- Date: 4 December 2009
- Venue: The Vanguard, Sydney, Australia
- Website: abc.net.au/triplej

= J Awards of 2009 =

Annual Australian music awards

The J Award of 2009 is the fifth annual J Awards, established by the Australian Broadcasting Corporation's youth-focused radio station Triple J. The announcement comes at the culmination of Ausmusic Month (November). In 2009, as per 2008, three awards were presented; Australian Album of the Year, Australian Music Video of the Year and Unearthed Artist of the Year. The winner were announced on 4 December 2009.

== Who's eligible? ==
Any Australian album released independently or through a record company, or sent to Triple J in consideration for airplay, is eligible for the J Award. The 2009 nominations for Australian Album of the Year and Australian Music Video of the Year were selected from releases received by Triple J between December 2008 and November 2009. For Unearthed Artist of the Year it was open to any artist from the Unearthed (talent contest), who has had a ground breaking and impactful 12 months from November 2008 and October 2008.

==Awards==
===Australian Album of the Year===

| Artist | Album Title | Result |
|---|---|---|
| Sarah Blasko | As Day Follows Night | Won |
| Karnivool | Sound Awake | Nominated |
| Hilltop Hoods | State of the Art | Nominated |
| Bertie Blackman | Secrets and Lies | Nominated |
| Kid Sam | Kid Sam | Nominated |
| Phrase | Clockwork | Nominated |
| Paul Dempsey | Everything Is True | Nominated |
| Philadelphia Grand Jury | Hope is for Hopers | Nominated |
| Oh Mercy | Privileged Woes | Nominated |
| Lisa Mitchell | Wonder | Nominated |

Richard Kingsmill of Triple J said "It's been fantastic watching Sarah's career build over the last 7 years. We've admired the way she's carved her own niche in an industry that often supports bands more than it does solo artists. Her latest album is another solid body of work that has heard her diversify her song writing and incorporate some great new elements. She's pure class and she thoroughly deserves this award."

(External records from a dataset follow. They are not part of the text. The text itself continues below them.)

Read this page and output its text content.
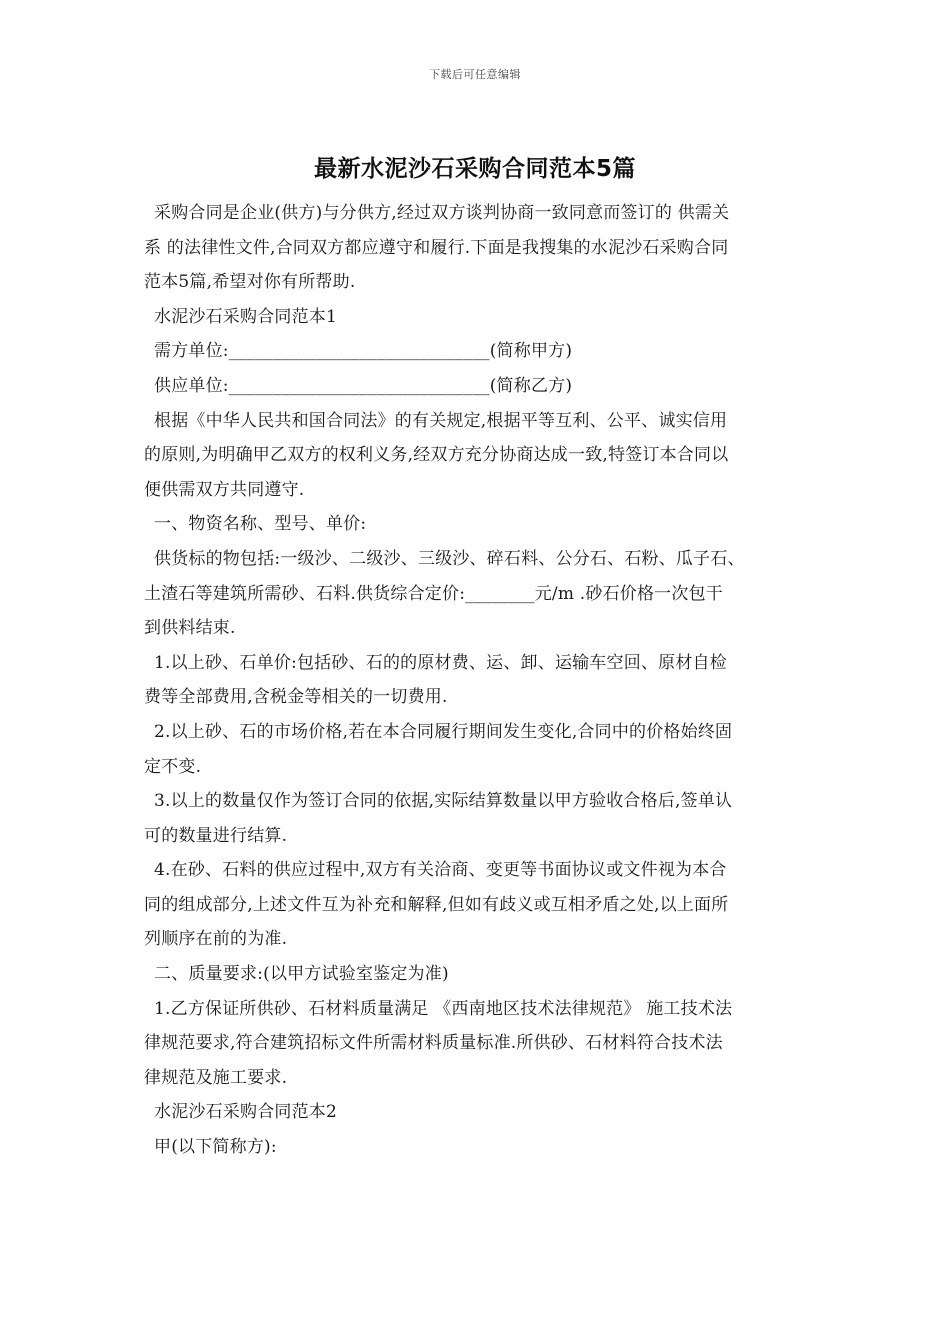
下载后可任意编辑
最新水泥沙石采购合同范本5篇
采购合同是企业(供方)与分供方,经过双方谈判协商一致同意而签订的 供需关
系 的法律性文件,合同双方都应遵守和履行.下面是我搜集的水泥沙石采购合同
范本5篇,希望对你有所帮助.
水泥沙石采购合同范本1
需方单位:______________________________(简称甲方)
供应单位:______________________________(简称乙方)
根据《中华人民共和国合同法》的有关规定,根据平等互利、公平、诚实信用
的原则,为明确甲乙双方的权利义务,经双方充分协商达成一致,特签订本合同以
便供需双方共同遵守.
一、物资名称、型号、单价:
供货标的物包括:一级沙、二级沙、三级沙、碎石料、公分石、石粉、瓜子石、
土渣石等建筑所需砂、石料.供货综合定价:________元/m .砂石价格一次包干
到供料结束.
1.以上砂、石单价:包括砂、石的的原材费、运、卸、运输车空回、原材自检
费等全部费用,含税金等相关的一切费用.
2.以上砂、石的市场价格,若在本合同履行期间发生变化,合同中的价格始终固
定不变.
3.以上的数量仅作为签订合同的依据,实际结算数量以甲方验收合格后,签单认
可的数量进行结算.
4.在砂、石料的供应过程中,双方有关洽商、变更等书面协议或文件视为本合
同的组成部分,上述文件互为补充和解释,但如有歧义或互相矛盾之处,以上面所
列顺序在前的为准.
二、质量要求:(以甲方试验室鉴定为准)
1.乙方保证所供砂、石材料质量满足 《西南地区技术法律规范》 施工技术法
律规范要求,符合建筑招标文件所需材料质量标准.所供砂、石材料符合技术法
律规范及施工要求.
水泥沙石采购合同范本2
甲(以下简称方):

===Australian Video of the Year===

| Director | Artist and Song | Result |
|---|---|---|
| Alex Roberts | Art vs. Science - "Parlez vous Francais?" | Won |
| Yanni Kronenberg and Lucinda Schreiber | Firekites - "Autumn Story" | Nominated |
| Sam Bennetts | Bluejuice - "Broken Leg" | Nominated |
| Pradeep Senanayake | Astronomy Class - "Where You At?" | Nominated |
| Ton Noakes | The Scare - "Could Be Bad" | Nominated |
| Chris Frey | Karnivool - "Set Fire To The Hive" | Nominated |

Brendan Hutchens from Triple J said "There were some outstanding Australian music videos made in 2009 and narrowing down all possibilities to just six nominees was a tough ask. The Art vs Science clip 'Parlez Vous Francais' directed by Alex Roberts has a fantastic original concept, brilliant performances, perfect timing, great design elements, strong camera work and editing that all together produces an interesting relationship with the song and engages the viewer for the full 4 minute duration. It stood out as being brilliant amongst brilliance."

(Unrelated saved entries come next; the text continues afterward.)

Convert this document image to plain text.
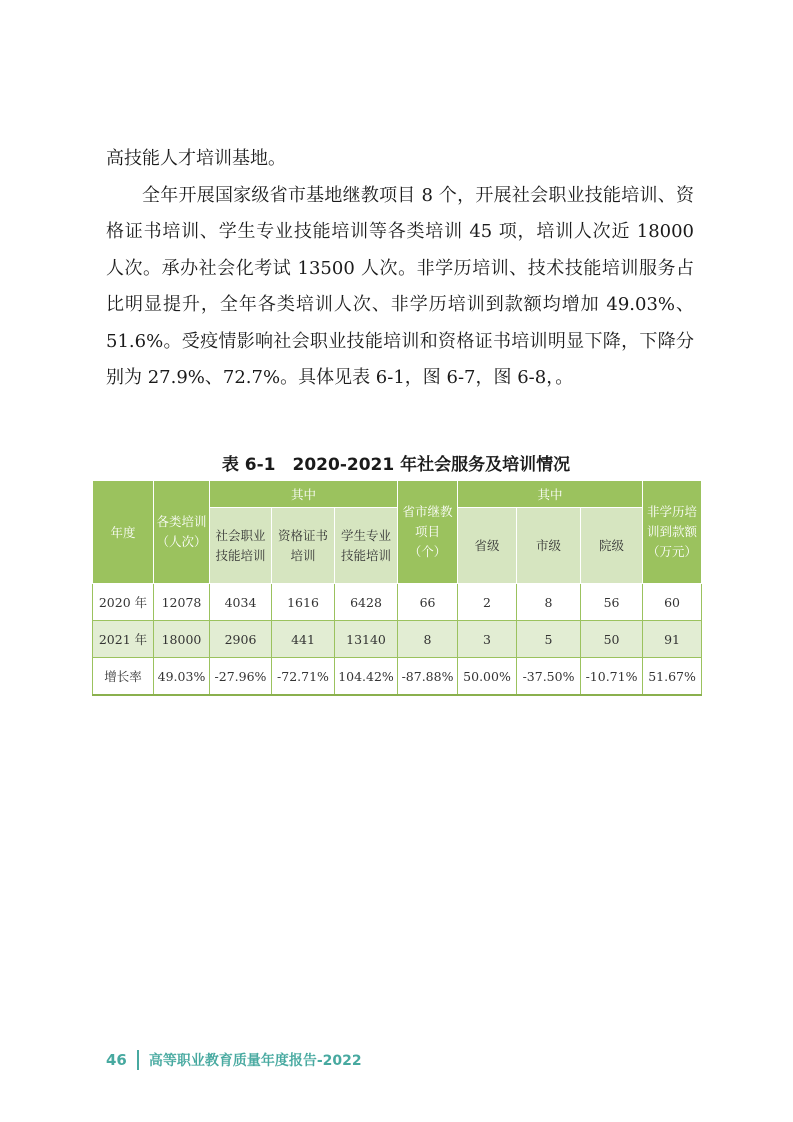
高技能人才培训基地。

全年开展国家级省市基地继教项目 8 个，开展社会职业技能培训、资格证书培训、学生专业技能培训等各类培训 45 项，培训人次近 18000 人次。承办社会化考试 13500 人次。非学历培训、技术技能培训服务占比明显提升，全年各类培训人次、非学历培训到款额均增加 49.03%、51.6%。受疫情影响社会职业技能培训和资格证书培训明显下降，下降分别为 27.9%、72.7%。具体见表 6-1，图 6-7，图 6-8，。

表 6-1　2020-2021 年社会服务及培训情况
年度	各类培训（人次）	其中			省市继教项目（个）	其中			非学历培训到款额（万元）
		社会职业技能培训	资格证书培训	学生专业技能培训		省级	市级	院级	
2020 年	12078	4034	1616	6428	66	2	8	56	60
2021 年	18000	2906	441	13140	8	3	5	50	91
增长率	49.03%	-27.96%	-72.71%	104.42%	-87.88%	50.00%	-37.50%	-10.71%	51.67%
46 高等职业教育质量年度报告-2022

===Unearthed Artist of the Year===

| Artist | Notes | Result |
|---|---|---|
| The Middle East | A musical collective based in Townsville. | Won |
| Philadelphia Grand Jury | Winners of the Sydney Big Day Out competition. | Nominated |
| Seth Sentry | A Melbourne hip hop artist. | Nominated |
| Washington | Winner of the Melbourne Big Day Out competition. | Nominated |

Richard Kingsmill said "The Middle East won us and our listeners over with one simple thing - great songs. They really have a magical chemistry and it's exciting to have watched how they've progressed across 2009. Overseas interest is building and their debut album will be one of the anticipated releases of 2010. To think they were on the verge of breaking up before we spotted them on Unearthed makes us feel a little bit warm inside too."